2019- Dr. Nicholas Jewell, University of California Berkeley
Dr. Nicholas Jewell, winner of the 2019 Greenberg Distinguished Lecturer Award, presented talks as part of the 2019 Bernard G. Greenberg Distinguished Lecture Series. Jewell is a Professor of Biostatistics and Statistics from the University of California Berkley. He received his PhD in mathematics from the University of Edinburgh in 1976.
2018- Dr. Jamie Robins, Harvard University
Dr. Jamie Robins, winner of the 2018 Greenberg Distinguished Lecturer Award, presented talks on May 14 and 15 as part of the 2018 Bernard G. Greenberg Distinguished Lecture Series. Robins is a Mitchell L. and Robin LaFoley Dong Professor of Epidemiology at Harvard University. He received his MD from the Washington University School of Medicine in 1976.

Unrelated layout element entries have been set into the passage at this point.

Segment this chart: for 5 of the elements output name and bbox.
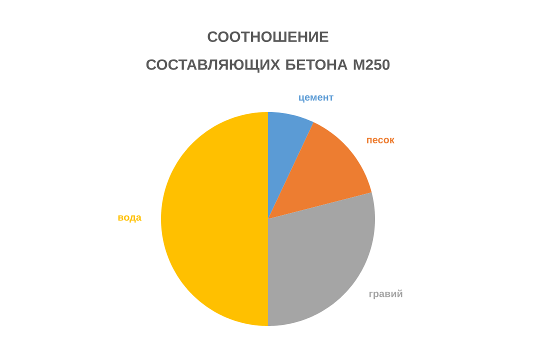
slice-label: гравий [369, 290, 402, 300]
slice-label: вода [118, 215, 142, 223]
chart-title: СООТНОШЕНИЕ СОСТАВЛЯЮЩИХ БЕТОНА М250 [146, 31, 390, 73]
slice-label: песок [367, 138, 394, 144]
slice-label: цемент [299, 95, 334, 103]
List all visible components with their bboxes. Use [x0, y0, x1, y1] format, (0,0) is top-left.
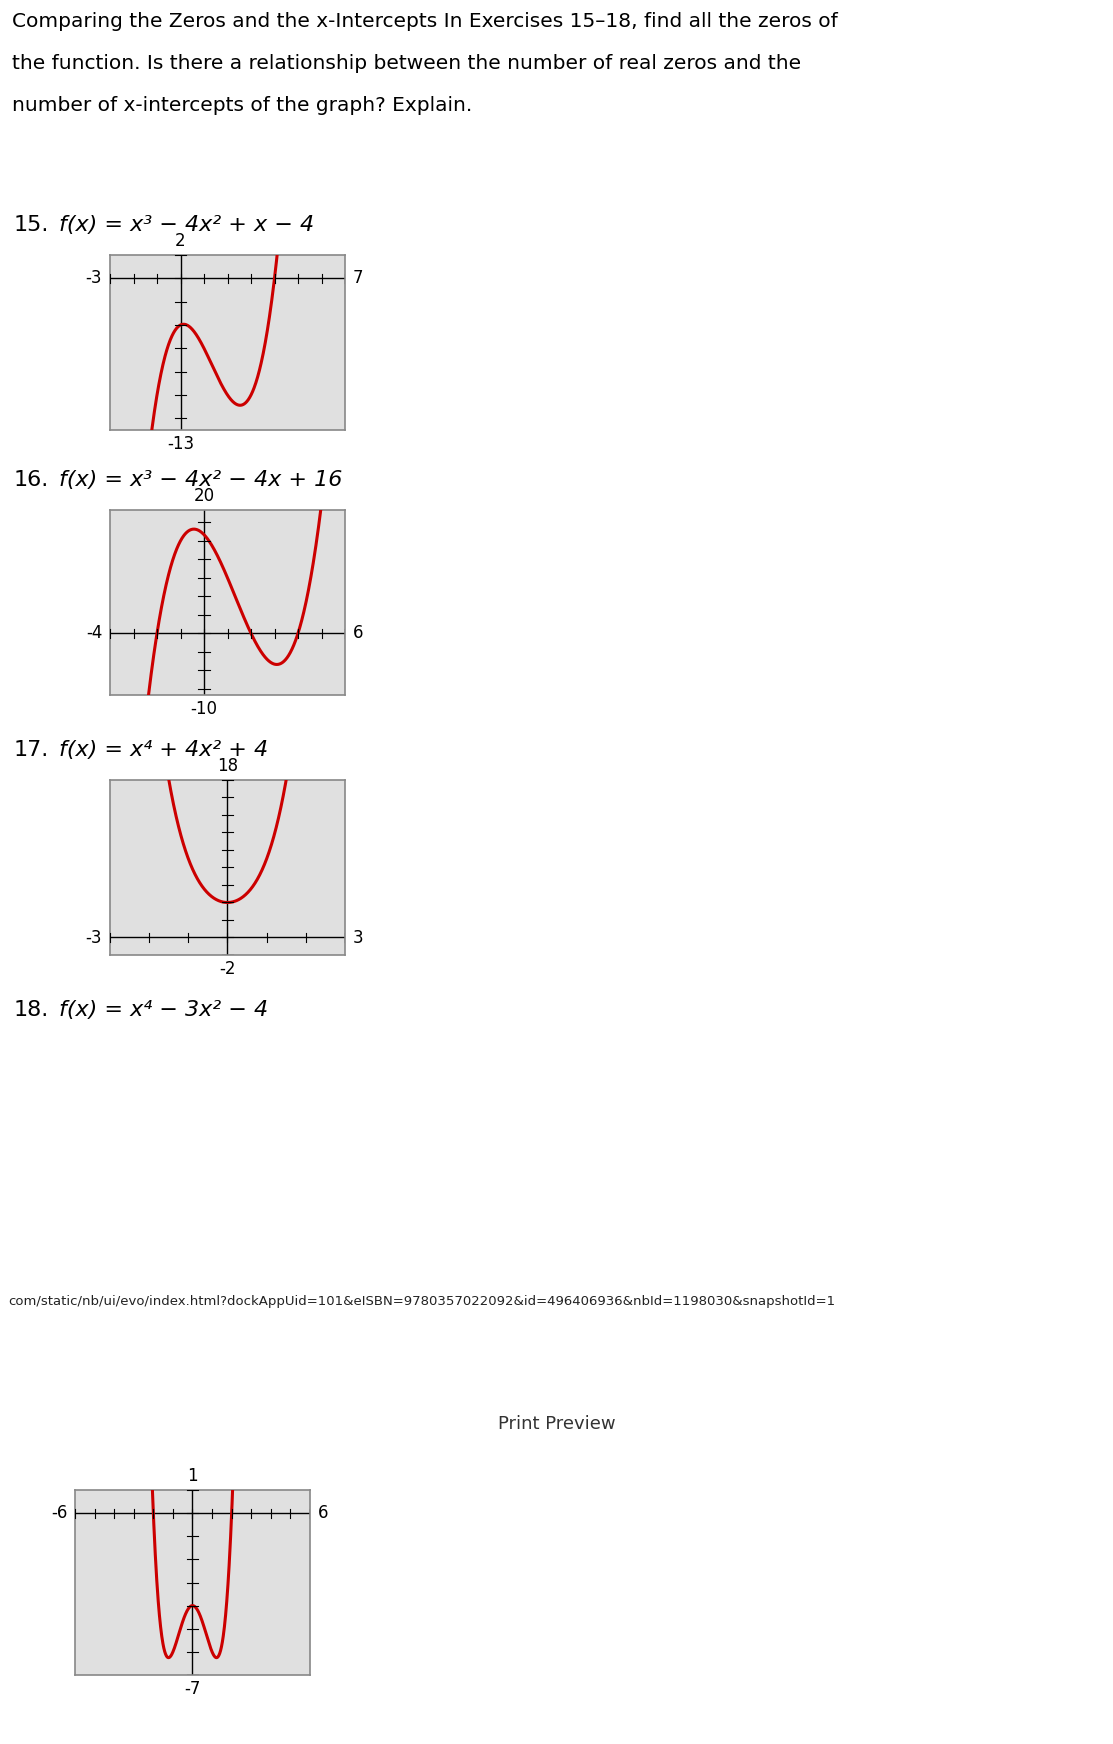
Text: 15.: 15. — [14, 215, 49, 235]
Text: 3: 3 — [353, 928, 364, 947]
Text: 18: 18 — [217, 757, 238, 774]
Text: 1: 1 — [187, 1467, 198, 1484]
Text: -13: -13 — [167, 436, 194, 453]
Text: 20: 20 — [194, 487, 215, 504]
Text: 7: 7 — [353, 269, 363, 288]
Text: -3: -3 — [86, 928, 102, 947]
Text: -4: -4 — [86, 624, 102, 642]
Text: f(x) = x³ − 4x² − 4x + 16: f(x) = x³ − 4x² − 4x + 16 — [59, 469, 342, 490]
Text: f(x) = x³ − 4x² + x − 4: f(x) = x³ − 4x² + x − 4 — [59, 215, 314, 235]
Text: 18.: 18. — [14, 999, 49, 1020]
Text: 2: 2 — [175, 232, 186, 249]
Text: Print Preview: Print Preview — [498, 1414, 615, 1434]
Text: -6: -6 — [51, 1503, 67, 1523]
Text: 6: 6 — [318, 1503, 328, 1523]
Text: -10: -10 — [190, 701, 217, 719]
Text: the function. Is there a relationship between the number of real zeros and the: the function. Is there a relationship be… — [12, 54, 801, 73]
Text: 17.: 17. — [14, 739, 49, 760]
Text: 16.: 16. — [14, 469, 49, 490]
Text: f(x) = x⁴ − 3x² − 4: f(x) = x⁴ − 3x² − 4 — [59, 999, 267, 1020]
Text: number of x-intercepts of the graph? Explain.: number of x-intercepts of the graph? Exp… — [12, 96, 472, 115]
Text: 6: 6 — [353, 624, 363, 642]
Text: f(x) = x⁴ + 4x² + 4: f(x) = x⁴ + 4x² + 4 — [59, 739, 267, 760]
Text: -3: -3 — [86, 269, 102, 288]
Text: -2: -2 — [219, 961, 236, 978]
Text: com/static/nb/ui/evo/index.html?dockAppUid=101&eISBN=9780357022092&id=496406936&: com/static/nb/ui/evo/index.html?dockAppU… — [8, 1296, 835, 1308]
Text: -7: -7 — [185, 1679, 200, 1699]
Text: Comparing the Zeros and the x-Intercepts In Exercises 15–18, find all the zeros : Comparing the Zeros and the x-Intercepts… — [12, 12, 838, 31]
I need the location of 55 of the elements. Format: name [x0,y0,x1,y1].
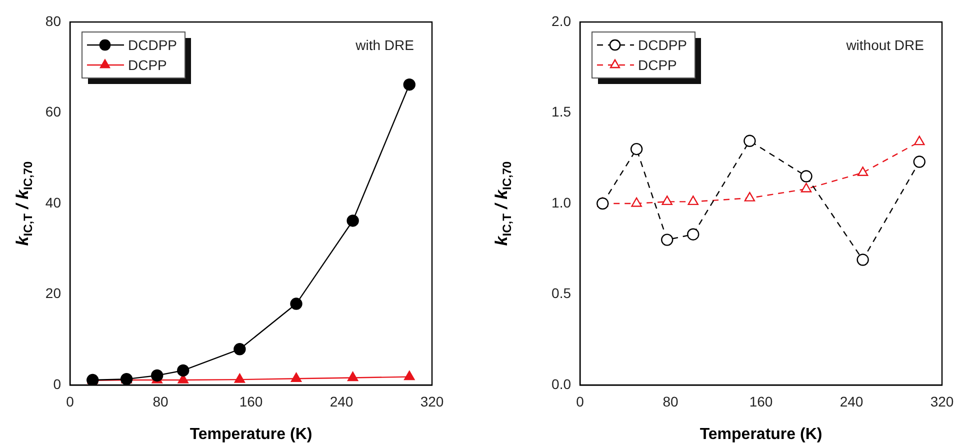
y-tick-label: 1.0 [552,194,572,210]
x-tick-label: 80 [152,393,168,410]
point [744,192,756,202]
x-tick-label: 160 [749,393,773,410]
point [687,228,700,240]
x-tick-label: 240 [330,393,354,410]
y-tick-label: 0.0 [552,376,572,392]
point [662,196,672,206]
point [857,166,868,176]
legend-label: DCPP [128,56,167,73]
point [800,182,812,192]
x-tick-label: 160 [239,393,263,410]
legend-label: DCDPP [638,36,688,53]
point [403,78,416,91]
x-axis-title: Temperature (K) [190,426,312,443]
y-tick-label: 40 [45,194,62,210]
point [234,343,246,356]
y-tick-label: 0 [53,376,62,392]
x-axis-title: Temperature (K) [700,426,822,443]
y-tick-label: 20 [45,285,62,302]
legend-label: DCPP [638,56,677,73]
y-tick-label: 2.0 [552,12,572,29]
y-tick-label: 60 [45,104,62,120]
point [630,142,643,156]
x-tick-label: 80 [662,393,678,410]
point [151,369,164,382]
annotation: without DRE [845,36,924,53]
y-axis-title: kIC,T / kIC,70 [492,160,514,246]
y-axis-title: kIC,T / kIC,70 [13,160,35,246]
point [744,134,756,147]
point [290,372,302,382]
y-tick-label: 80 [45,12,62,29]
y-tick-label: 0.5 [552,285,572,302]
x-tick-label: 320 [930,393,954,410]
legend-label: DCDPP [128,36,178,53]
point [177,364,190,377]
point [856,254,869,266]
x-tick-label: 0 [576,393,584,410]
point [661,234,674,246]
x-tick-label: 240 [840,393,864,410]
point [800,170,812,182]
point [688,196,698,206]
x-tick-label: 0 [66,393,74,410]
annotation: with DRE [354,36,414,53]
y-tick-label: 1.5 [552,104,572,120]
point [404,370,415,380]
point [596,197,609,210]
point [346,214,359,227]
point [913,156,926,168]
x-tick-label: 320 [420,393,444,410]
point [631,197,642,207]
point [347,372,358,382]
point [290,298,302,310]
point [914,136,925,146]
point [234,373,246,383]
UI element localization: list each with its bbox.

2017- Dr. Robert E. Kass, Carnegie Mellon
Dr. Robert E. Kass, winner of the 2017 Greenberg Distinguished Lecturer Award, presented talks on May 15 and 16 as part of the 2017 Bernard G. Greenberg Distinguished Lecture Series. Kass is a Maurice Falk Professor of Statistics and Computational Neuroscience at Carnegie Mellon University. He received his doctorate in statistics from the University of Chicago and has been been on the faculty of the Department of Statistics at Carnegie Mellon since 1981.
2016 – Dr. James O. Berger, Duke University
James O. Berger, PhD, winner of the 2016 Greenberg Distinguished Lecturer Award, presented three talks on May 12 and 13 as part of the 2016 Bernard G. Greenberg Distinguished Lecture Series. Berger’s lectures included “The Use of Rejection Odds and Rejection Ratios in Testing Hypotheses,” [PDF] “The Progress on the Foundations of Bayesian-Frequentist Unification” [PDF] and “Bayesian Multiplicity Control” [PDF].
2015 – Dr. Susan A. Murphy, University of Michigan
Dr. Susan A. Murphy, winner of the 2015 Greenberg Distinguished Lecturer Award, presented talks on May 11 and 12 as part of the 2015 Bernard G. Greenberg Distinguished Lecture Series. Dr. Murphy is a H.E. Robbins Distinguished University Professor of statistics and professor of psychiatry at the University of Michigan. She received her doctorate in statistics from UNC-Chapel Hill and was named a John D. and Catherine T. MacArthur Foundation Fellow for her work in designing the Sequential Multiple Assignment Randomized Trial, or SMART.
2014 – Dr. Jianqing Fan, Princeton University
2013 – Dr. Trevor Hastie, Stanford University
Dr. Trevor Hastie, winner of the 2013 Greenberg Distinguished Lecturer Award, presented talks on May 8 and 9 as part of the 2013 Bernard G. Greenberg Distinguished Lecture Series. Hastie is a professor of statistics and professor of health, research and policy at Stanford University. Hastie’s lectures included “Sparse Linear Models” [PDF] “Matrix Completion and Large Scale SVD Computation” [PDF] and “Graphical Model Selection” [PDF].